Unfortunately, the world has not gone in that direction; instead, it has become even more dangerous than before. The events of the last week, the threats coming out of North Korea, the recent ricin letters showing up at the capital and the White House, and the rash of gun violence have once again proven the depth of our vulnerability. We are perhaps more despised both by people who feel entitled to our continued financial and military support and by Jihadists/revolutionaries who see our freedom as grand opportunities to humble the nation and break our spirit.
Regardless of the source of the threat, life is fragile. Life-changing events can come in the form of a national tragedy, but they can also occur in a private conversation with your doctor, a slip on the ice or an unintended auto accident. Life, as they say, can sneak up on you when you least expect it. None of us can live our lives in a bubble. We can’t be so fearful that the joy of life is reduced to a whimper.
We can, however, choose to conduct our lives with a greater focus on the life itself. How we respect ourselves and appreciate the contribution of each other to the world we share.
We can never eliminate threats, but we can recognize ways to make the most of the time we spend on this Earth and the way we embrace those around us.
Anyone who has faced a major crisis or lost a loved one unexpectedly knows you can’t get back the time you may have foolishly let slip away. The lesson we must take away from these events is simple; be on guard, but never fail to appreciate every day you and your loved ones have together.
This world — while full of wonder, beauty and exciting times — is also fraught with danger. Danger lurks in every corner, and no one is immune but it is balanced by the gifts each of us is given. Seriously injured Boston marathoners who may have loved running, and realize they may have lost a limb, are nonetheless grateful just to be alive.
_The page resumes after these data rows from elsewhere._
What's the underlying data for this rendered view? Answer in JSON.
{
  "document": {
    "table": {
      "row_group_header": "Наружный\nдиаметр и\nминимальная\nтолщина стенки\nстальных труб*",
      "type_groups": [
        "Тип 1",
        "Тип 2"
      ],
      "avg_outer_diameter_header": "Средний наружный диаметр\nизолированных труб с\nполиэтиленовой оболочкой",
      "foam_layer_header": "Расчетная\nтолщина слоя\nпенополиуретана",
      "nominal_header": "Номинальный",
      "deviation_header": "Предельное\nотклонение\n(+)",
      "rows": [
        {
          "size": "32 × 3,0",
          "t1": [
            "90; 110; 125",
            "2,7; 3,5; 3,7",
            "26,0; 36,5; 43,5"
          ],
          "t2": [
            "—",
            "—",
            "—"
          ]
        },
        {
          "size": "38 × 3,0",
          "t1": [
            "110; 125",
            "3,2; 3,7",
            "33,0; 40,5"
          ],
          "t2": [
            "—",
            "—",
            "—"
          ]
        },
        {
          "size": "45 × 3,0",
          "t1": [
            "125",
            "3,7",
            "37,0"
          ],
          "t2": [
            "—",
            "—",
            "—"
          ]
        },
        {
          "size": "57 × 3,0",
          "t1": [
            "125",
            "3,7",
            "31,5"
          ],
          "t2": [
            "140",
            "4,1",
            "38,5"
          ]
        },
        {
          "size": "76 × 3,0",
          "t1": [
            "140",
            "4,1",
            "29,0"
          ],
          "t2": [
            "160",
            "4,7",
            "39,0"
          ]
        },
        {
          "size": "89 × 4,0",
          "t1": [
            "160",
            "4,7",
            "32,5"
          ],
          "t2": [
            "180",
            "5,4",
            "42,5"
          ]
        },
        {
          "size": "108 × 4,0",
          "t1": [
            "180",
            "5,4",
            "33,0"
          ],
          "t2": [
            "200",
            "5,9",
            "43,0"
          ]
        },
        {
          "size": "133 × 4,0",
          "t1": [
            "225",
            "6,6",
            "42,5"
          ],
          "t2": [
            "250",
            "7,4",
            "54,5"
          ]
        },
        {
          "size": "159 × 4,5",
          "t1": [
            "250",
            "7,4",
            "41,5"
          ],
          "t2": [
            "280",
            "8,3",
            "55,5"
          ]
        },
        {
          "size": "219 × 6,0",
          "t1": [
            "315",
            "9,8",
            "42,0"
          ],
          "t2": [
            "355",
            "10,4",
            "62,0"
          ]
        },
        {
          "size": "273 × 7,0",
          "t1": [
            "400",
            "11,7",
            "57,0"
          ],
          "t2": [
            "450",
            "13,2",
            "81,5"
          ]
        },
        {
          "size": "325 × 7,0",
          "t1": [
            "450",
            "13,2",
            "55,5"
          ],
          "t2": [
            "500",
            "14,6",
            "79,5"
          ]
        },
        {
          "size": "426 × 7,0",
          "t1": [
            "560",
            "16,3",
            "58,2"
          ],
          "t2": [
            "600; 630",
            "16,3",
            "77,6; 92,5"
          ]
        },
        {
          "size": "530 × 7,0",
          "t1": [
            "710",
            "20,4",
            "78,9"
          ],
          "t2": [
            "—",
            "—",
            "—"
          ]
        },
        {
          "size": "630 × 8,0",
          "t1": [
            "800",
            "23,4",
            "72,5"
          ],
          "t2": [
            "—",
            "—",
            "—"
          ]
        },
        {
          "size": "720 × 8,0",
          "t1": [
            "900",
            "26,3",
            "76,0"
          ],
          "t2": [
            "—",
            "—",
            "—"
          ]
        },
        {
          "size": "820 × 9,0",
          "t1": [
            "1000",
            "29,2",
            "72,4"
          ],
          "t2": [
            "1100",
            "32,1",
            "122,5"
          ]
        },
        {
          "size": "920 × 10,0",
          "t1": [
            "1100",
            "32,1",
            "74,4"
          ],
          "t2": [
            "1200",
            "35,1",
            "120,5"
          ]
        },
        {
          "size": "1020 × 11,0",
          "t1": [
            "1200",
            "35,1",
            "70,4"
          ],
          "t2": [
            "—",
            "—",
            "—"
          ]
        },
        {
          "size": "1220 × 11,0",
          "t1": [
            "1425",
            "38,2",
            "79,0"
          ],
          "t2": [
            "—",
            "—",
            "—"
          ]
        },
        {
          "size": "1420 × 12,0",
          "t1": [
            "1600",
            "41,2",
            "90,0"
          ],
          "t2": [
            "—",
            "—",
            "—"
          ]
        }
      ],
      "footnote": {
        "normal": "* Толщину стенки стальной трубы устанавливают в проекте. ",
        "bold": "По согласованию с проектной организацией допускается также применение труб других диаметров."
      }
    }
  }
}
First responders in Texas who may have lost a fellow responder in the tragedy, will, along with other brave responders in the near future, charge into another life-threatening event knowing what’s at risk in an effort to save lives. They do so out of love for their fellow man.
That love and commitment to each other is always showcased during trying times like these. We must all remember how we feel during these events and do our best to keep that feeling ever present as we go about our daily lives and not just when we are personally affected.
The journey of life is an ever-learning and evolving experience as we cope with joy, tragedy, defeat and success. In the end, how we choose to deal with and accept these life-altering events is what provides the promise for tomorrow and future generations.